También había transcripciones de declaraciones de otros pasajeros. La mayoría eran cortas (una página o menos), con los pasajeros declarando que no conocían a Jennifer ni habían visto nada sospechoso. Uno señalaba que se le conocía como «esa guapa enfermera que a veces toma el último tren», otro que «siempre estaba sonriendo» y un tercero que «parecía que nada le preocupaba».

—Después de que me contactara usted, hablé con un viejo amigo en la comisaría de Derbyshire y le pedí una copia de la documentación —dijo Bosworth—. Todavía tengo suficiente influencia como para conseguirla sin problemas. De todos modos, me temo que no hay mucho para seguir adelante.

—La pista más pequeña podría ser importante —dijo Slim.

—Oh, sin duda, pero recuerde que esto pasó antes de que las pruebas de ADN se usaran para todo. Y el cuerpo de Jennifer nunca apareció. Es un enorme elefante en la habitación.

—¿Puedo preguntarle qué piensa que pasó? Entre nosotros, si quiere. Sin considerar lo que las pruebas podrían haber sugerido.

Bosworth frunció el ceño.

—En la policía trabajamos solo con pruebas. Nunca me ha gustado la especulación. ¿Por qué no me dice lo que usted cree que pasó? —Sonrió—. Y luego le diré por qué es probable que se equivoque.

Slim se frotó la barbilla, tirando de la barba de un par de días.

—Bueno, pudo haber tratado de llegar a casa a pie, pero se salió del camino.

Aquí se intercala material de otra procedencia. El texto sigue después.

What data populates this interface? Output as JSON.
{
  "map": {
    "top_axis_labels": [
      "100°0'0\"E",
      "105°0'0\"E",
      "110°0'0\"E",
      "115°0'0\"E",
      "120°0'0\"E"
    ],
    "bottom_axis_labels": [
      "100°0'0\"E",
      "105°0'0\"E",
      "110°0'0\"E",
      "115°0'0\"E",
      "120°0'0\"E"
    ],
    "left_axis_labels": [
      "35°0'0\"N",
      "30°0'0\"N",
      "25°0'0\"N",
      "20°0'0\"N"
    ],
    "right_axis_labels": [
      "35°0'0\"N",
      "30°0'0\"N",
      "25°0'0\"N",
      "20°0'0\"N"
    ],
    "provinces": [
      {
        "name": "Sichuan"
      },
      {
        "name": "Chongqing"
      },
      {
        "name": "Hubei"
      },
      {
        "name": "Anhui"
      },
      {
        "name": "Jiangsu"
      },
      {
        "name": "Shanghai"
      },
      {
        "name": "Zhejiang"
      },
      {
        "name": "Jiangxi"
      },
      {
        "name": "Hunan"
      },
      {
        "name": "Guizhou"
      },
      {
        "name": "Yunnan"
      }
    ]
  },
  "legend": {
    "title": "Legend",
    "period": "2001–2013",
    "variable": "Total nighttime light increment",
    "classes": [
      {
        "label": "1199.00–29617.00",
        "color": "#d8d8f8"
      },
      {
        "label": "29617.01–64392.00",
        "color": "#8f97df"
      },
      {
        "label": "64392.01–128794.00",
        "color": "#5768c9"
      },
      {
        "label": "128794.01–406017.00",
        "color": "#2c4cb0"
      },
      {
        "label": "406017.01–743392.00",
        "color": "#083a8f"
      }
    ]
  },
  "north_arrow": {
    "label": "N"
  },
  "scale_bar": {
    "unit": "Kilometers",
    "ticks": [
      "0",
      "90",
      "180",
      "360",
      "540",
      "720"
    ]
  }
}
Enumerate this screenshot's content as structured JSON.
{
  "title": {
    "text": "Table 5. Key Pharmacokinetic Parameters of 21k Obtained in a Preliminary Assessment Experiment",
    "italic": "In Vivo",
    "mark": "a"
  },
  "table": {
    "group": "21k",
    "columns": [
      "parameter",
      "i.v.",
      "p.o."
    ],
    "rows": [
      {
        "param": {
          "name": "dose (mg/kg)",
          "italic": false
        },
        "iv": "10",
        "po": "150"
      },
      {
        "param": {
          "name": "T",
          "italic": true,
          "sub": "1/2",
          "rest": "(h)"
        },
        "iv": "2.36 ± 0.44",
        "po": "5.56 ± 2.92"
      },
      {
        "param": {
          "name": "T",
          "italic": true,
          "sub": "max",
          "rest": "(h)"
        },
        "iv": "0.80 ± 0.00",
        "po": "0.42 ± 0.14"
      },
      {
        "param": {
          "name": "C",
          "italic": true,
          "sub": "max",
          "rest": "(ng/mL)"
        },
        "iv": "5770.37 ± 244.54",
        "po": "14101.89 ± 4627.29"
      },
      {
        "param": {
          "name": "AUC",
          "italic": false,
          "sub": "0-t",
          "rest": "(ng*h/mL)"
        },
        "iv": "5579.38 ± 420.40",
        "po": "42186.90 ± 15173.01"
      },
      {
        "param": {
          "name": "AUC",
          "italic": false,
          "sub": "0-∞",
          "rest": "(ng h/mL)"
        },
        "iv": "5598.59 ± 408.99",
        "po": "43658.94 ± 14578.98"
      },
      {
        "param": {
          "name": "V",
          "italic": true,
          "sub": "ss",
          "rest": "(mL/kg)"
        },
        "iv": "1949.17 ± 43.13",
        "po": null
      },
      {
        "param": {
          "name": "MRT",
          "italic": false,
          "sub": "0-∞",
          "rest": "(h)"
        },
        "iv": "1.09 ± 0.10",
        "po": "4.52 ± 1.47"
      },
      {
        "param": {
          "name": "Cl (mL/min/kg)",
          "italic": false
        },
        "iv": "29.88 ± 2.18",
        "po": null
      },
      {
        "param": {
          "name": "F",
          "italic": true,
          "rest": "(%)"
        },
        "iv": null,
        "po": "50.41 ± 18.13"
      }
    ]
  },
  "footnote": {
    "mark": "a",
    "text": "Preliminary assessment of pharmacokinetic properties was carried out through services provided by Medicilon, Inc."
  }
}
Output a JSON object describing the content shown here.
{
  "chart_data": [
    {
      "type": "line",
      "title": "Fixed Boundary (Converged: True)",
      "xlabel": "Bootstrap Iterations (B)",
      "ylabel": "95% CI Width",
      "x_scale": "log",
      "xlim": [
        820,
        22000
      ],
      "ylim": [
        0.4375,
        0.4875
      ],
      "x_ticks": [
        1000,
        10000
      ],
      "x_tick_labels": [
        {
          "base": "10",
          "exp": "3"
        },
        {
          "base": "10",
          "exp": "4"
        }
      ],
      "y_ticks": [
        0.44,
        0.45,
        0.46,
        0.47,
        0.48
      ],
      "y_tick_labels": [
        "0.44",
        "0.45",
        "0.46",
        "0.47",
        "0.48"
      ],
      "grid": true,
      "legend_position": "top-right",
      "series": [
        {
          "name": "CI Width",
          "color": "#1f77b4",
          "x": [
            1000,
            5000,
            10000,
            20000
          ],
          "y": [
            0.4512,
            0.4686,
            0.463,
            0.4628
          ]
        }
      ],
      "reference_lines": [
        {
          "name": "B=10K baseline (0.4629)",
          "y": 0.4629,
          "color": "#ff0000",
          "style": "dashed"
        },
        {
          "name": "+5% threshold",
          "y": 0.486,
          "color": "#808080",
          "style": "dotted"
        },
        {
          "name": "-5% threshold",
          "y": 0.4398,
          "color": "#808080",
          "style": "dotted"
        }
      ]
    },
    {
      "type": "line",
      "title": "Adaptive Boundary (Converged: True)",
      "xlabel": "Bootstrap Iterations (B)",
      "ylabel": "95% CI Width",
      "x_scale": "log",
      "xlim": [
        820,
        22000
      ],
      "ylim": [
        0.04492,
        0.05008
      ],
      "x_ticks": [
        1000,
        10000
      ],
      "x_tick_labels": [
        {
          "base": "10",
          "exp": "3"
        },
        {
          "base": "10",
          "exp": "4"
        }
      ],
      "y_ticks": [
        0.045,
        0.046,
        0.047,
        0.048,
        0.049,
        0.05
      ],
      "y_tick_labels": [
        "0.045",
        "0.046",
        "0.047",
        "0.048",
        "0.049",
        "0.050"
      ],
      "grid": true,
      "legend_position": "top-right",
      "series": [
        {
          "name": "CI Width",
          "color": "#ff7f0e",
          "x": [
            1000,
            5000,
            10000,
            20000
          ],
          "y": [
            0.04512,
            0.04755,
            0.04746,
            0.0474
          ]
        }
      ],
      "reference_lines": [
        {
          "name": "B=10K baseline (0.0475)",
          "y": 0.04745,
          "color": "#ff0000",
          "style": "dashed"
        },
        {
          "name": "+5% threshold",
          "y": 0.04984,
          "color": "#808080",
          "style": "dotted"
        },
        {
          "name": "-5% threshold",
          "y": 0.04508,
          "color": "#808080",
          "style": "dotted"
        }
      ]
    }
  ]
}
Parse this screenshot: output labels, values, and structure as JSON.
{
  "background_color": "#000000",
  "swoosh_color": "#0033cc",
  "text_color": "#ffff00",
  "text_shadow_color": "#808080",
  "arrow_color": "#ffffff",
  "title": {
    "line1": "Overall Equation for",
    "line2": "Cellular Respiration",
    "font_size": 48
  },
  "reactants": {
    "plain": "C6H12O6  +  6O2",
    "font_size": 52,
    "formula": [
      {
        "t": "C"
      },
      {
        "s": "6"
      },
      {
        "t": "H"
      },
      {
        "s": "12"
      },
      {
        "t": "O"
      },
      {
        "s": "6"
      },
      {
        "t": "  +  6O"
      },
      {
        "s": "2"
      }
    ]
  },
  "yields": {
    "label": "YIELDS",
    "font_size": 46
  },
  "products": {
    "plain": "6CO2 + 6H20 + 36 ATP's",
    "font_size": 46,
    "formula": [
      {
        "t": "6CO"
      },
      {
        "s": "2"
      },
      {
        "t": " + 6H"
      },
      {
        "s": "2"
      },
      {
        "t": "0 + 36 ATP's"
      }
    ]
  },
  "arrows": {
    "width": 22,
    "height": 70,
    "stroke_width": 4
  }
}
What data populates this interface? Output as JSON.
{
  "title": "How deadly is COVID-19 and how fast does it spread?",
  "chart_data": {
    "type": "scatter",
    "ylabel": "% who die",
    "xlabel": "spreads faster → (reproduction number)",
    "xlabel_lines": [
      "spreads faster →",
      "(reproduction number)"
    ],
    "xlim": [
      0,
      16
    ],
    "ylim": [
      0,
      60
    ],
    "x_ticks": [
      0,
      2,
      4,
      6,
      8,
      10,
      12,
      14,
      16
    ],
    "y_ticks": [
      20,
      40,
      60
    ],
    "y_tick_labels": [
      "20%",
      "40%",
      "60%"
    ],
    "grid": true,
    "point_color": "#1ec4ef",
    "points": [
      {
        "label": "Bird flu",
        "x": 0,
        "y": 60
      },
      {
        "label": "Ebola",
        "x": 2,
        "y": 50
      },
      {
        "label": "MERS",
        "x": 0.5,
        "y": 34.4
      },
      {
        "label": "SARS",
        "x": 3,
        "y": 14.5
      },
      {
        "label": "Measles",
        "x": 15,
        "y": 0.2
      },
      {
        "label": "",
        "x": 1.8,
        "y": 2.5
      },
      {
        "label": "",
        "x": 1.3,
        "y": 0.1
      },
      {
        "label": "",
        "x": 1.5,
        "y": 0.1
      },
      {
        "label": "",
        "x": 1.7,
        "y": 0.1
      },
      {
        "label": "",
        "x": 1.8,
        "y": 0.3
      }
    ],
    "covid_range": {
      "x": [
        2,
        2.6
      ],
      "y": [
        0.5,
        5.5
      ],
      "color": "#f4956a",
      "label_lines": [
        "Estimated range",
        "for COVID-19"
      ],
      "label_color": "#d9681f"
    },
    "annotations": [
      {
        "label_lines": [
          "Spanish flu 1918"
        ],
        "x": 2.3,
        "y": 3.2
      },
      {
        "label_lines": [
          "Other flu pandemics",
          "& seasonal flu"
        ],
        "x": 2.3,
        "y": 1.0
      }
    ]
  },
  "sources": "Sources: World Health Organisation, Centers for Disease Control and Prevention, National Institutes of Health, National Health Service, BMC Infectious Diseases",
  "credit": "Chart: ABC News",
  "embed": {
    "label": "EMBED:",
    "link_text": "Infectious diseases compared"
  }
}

—Se habría encontrado su cuerpo. Había algunos agujeros por esa zona, pero ninguno lo suficientemente profundo como para no ser revisado.

—Bueno, tal vez fue secuestrada por el Estrangulador del Distrito de Peak.

Bosworth sacudió la cabeza y mostró una sonrisa triste, como si estuviera hablando con un aficionado.

—Por supuesto, lo consideramos, pero Bettelman vivía en Manchester. E incluso si hubiera estado en Holdergate un sábado de enero a esas horas de la noche, recuerde que nevaba y que lo había estado haciendo desde hacía un par de días. ¿Realmente se habría arriesgado a un secuestro en esas condiciones? Habría sido una completa estupidez.

—Entonces se fugó. Abandonó a su familia. Tenía un amante o tal vez su marido era un monstruo en la intimidad.

—¿Le ha preguntado a la hija?

—Aún no.

—Bueno, yo lo hice, en su momento. Por lo que parece eran una familia feliz. Su desaparición dejó destrozado a su marido, Terry. Se pasó todos los fines de semana durante meses peinando la localidad, convencido de que se había caído en su camino a casa. No encontró nada, pero la angustia le llevó a una crisis nerviosa. Estuvo entrando y saliendo de hospitales y Elena se fue a vivir con sus abuelos en Leeds. Él nunca lo superó y murió destrozado hacia 1990.

—Parece que se mantuvieron en contacto.

—En lo profesional, sí. Verá, el caso nunca se cerró oficialmente hasta que Jennifer fue declarada muerta oficialmente en 1997, veinte años después de su desaparición. Mantuve el caso abierto, buscando siempre nuevas pistas, pero no encontré ninguna.

—¿Entonces qué cree que pasó?

—No se lo puedo decir con exactitud, porque no estoy seguro de por qué, pero tengo la impresión de que está muerta.

—¿Por qué?

—Porque ¿qué mujer que planea abandonar a su familia llamaría a su hija para decirle eso? Imagínese la crueldad que se necesita. Una mujer que trabajaba como enfermera en la Enfermería Real de Manchester. No, estoy seguro de que algo le pasó, pero sea lo que sea, fue después de terminar esa última llamada telefónica.

—Así que —dijo Slim—, la clave es lo que vio ese niño.

—Eso me temo —dijo Bosworth—. No tenemos nada salvo el recuerdo de un niño de seis años y una única fotografía de unas pocas pisadas gastadas en la nieve.